Governor of Uttarakhand
- In office 4 July 2011 – 12 August 2011
- Appointed by: Pratibha Patil
- Preceded by: Margaret Alva
- Succeeded by: Margaret Alva
- In office 29 October 2007 – 27 July 2009
- Appointed by: Pratibha Patil
- Preceded by: Sudarshan Agarwal
- Succeeded by: Margaret Alva

Governor of Meghalaya
- In office 12 April 2007 – 28 October 2007
- Appointed by: A. P. J. Abdul Kalam
- Preceded by: M. M. Jacob
- Succeeded by: Shivinder Singh Sidhu (Additional charge)

Lieutenant Governor of Delhi
- In office 9 June 2004 – 9 April 2007
- Appointed by: A. P. J. Abdul Kalam
- Preceded by: Vijai Kapoor
- Succeeded by: Tejendra Khanna

Personal details
- Born: 27 March 1936 Chhoti Kathu, Jodhpur State, British India
- Died: 22 December 2017 (aged 81) New Delhi, India
- Profession: Civil servant (Retd.)

= Banwari Lal Joshi =

Indian political figure (1936–2017)

Banwari Lal Joshi (27 March 1936 – 22 December 2017) was an Indian civil servant and government official who was Governor of the Indian state of Uttar Pradesh from 2009 to 24 June 2014. He was previously Lieutenant-Governor of Delhi from 2004 to 2007, Governor of Meghalaya in 2007, and Governor of Uttarakhand from July 2011 to August 2011 and October 2007 to July 2009.

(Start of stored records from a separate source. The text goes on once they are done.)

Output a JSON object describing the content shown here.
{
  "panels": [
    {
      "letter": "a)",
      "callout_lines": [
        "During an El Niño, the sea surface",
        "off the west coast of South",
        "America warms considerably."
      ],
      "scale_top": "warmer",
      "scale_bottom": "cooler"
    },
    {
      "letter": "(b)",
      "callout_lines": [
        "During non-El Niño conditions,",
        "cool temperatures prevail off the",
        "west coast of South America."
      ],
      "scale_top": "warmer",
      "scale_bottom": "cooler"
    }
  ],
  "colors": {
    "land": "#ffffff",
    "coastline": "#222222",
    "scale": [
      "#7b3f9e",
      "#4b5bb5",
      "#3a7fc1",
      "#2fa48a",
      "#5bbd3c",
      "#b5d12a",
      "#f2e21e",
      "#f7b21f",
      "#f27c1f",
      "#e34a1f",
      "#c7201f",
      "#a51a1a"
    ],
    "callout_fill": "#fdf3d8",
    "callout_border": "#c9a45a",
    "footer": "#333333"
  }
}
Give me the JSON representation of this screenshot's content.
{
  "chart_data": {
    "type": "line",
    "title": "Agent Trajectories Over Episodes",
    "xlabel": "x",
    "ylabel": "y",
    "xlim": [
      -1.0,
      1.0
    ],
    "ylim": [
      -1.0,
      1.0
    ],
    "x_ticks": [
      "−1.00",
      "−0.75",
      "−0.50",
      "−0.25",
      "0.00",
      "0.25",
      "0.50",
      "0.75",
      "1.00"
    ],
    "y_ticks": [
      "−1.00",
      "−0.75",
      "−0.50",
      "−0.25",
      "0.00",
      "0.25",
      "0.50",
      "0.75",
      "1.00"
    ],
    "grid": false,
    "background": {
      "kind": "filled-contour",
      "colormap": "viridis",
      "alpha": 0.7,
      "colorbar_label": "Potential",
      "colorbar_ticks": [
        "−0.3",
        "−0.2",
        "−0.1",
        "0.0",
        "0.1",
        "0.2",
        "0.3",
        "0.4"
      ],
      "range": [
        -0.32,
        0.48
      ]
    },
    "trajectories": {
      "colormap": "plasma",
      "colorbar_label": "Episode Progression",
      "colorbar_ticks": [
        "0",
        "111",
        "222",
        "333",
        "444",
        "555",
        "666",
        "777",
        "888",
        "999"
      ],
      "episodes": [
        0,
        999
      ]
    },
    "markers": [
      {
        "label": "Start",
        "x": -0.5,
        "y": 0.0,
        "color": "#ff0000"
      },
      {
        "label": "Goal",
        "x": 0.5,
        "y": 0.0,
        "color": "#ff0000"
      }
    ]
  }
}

Born in a small Rajasthan village of Choti Kathu of Nagour district, Joshi began his career in 1957 with the state police service in Rajasthan and moved to the Government of India in 1962.

During a long service career, Joshi worked in different administrative positions including the Ministry of Home Affairs, with Prime Ministers Lal Bahadur Shastri and Indira Gandhi, with the High Commissions of India at Islamabad and London, and with the Embassy of India at Washington, D.C. He took voluntary retirement from the Indian Police Service in 1991 and got involved in social work.

Joshi moved to the United States in 1993, where he worked with two large American software companies and also as executive director of an NGO located in California, which awards scholarships to bright and needy students in India.

On his return from the U.S. in March 2000, Joshi was appointed Member of the Rajasthan State Human Rights Commission, a position equivalent to a High Court Judge, where he worked for four years.

He assumed the post of the Lieutenant-Governor of Delhi on 9 June 2004 and relinquished this responsibility on being appointed Governor of Meghalaya in April 2007. In October 2007, he was appointed Governor of the State of Uttarakhand. He was sworn in as Governor of Uttar Pradesh on 28 July 2009.

On 17 June 2014 he resigned from the post of Governor of Uttar Pradesh.

Joshi has traveled extensively in India and abroad. He took a keen interest in social work and was also associated with several social service groups and agencies.